Time of day: we have done everything from 8am, noon, to at night at a faculty member’s house. What has gotten the best turnout is 8am before their day gets started.
Article Selection: This has been a debatable topic since day 1. We have done several things:
1) Latest articles in major journals
2) Rotating subspecialty articles (one month cardiology, one month GI, etc)
3) Article chosen by resident based on problems they saw during patient care
4) Article chosen by me to prove an EBM principle
5) Now we seem to be focusing on articles written by UAB faculty so that they can come as an expert guest.
6) We are considering using classics in medicine articles that are the foundation of what we do (eg first article on ACE inhibitors in CHF) because current residents are unlikely to ever read these articles.
Format: We seem to vary this almost yearly:
1) Faculty reviews article and asks questions of the housestaff about what various things mean
2) Teams of residents argue for or against using a drug, etc against another team of residents
3) Each individual reads the article and comes to JC not knowing what they could potentially be asked
4) A handout with Users Guides questions and a few other questions on design or applying the information is given out ahead of time but is only discussed by those willing to answer
5) Same handout given but with individual residents assigned specific questions to answer (this was the first time we could show that the residents actually read the paper ahead of time)
6) Groups of residents work on questions outside of JC on their own time (usually 3rd yr resident assigned to coordinate the group meeting) with the expectation to teach the other groups at JC. (this worked pretty good actually)
7) Last year we went to a flipped learning format where I put alot of material on edmodo.com that the residents were to do ahead of time (if they needed to) with assigned questions to be answered by individual residents. They felt like this was too much work to go thru all the material online.

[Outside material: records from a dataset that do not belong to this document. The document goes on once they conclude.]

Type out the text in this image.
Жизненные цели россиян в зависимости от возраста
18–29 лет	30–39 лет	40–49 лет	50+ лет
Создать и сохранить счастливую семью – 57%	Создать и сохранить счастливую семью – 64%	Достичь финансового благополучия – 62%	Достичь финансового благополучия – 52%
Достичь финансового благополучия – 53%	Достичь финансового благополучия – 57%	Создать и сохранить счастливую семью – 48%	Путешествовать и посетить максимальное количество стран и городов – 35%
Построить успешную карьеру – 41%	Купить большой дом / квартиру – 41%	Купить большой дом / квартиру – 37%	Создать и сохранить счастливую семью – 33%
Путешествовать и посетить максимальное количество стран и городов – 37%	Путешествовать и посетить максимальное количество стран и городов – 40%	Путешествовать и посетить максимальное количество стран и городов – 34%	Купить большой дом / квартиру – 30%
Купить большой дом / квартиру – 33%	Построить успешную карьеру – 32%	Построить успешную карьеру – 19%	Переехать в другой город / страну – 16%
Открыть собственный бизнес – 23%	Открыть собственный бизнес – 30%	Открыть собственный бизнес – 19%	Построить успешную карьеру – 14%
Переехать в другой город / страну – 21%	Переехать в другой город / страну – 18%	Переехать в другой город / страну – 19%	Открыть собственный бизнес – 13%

8) This year we are to perhaps our most successful format (from resident satisfaction standpoint) where a handout of questions is answered in JC as a group project. A faculty expert gives a very short didactic talk at 2 points during JC on a very specific EBM topic related to the article (eg what is a likelihood ratio). The only expectation is that the article is read prior to JC. We still use somewhat of a flipped format where I reference a short video or 2 to watch about topics in the chosen article but its much less time intensive than last year.
I think overall what has been successful for us is when JC has the following elements:
1) Group work. Engaged learning is always desirable.
2) Clinical and EBM faculty expert present. Seems to give the article a little more value.
3) Case-based. We always solve a real world problem. I always tell the CMR making up JC to make sure the residents walk away with something they can use clinically.
4) Flipped light– giving the residents some information, but not too much, that they can review about EBM principles leads to many of them actually watching the videos or reading background papers. They come much more prepared and have a good basic knowledge that we can then build upon.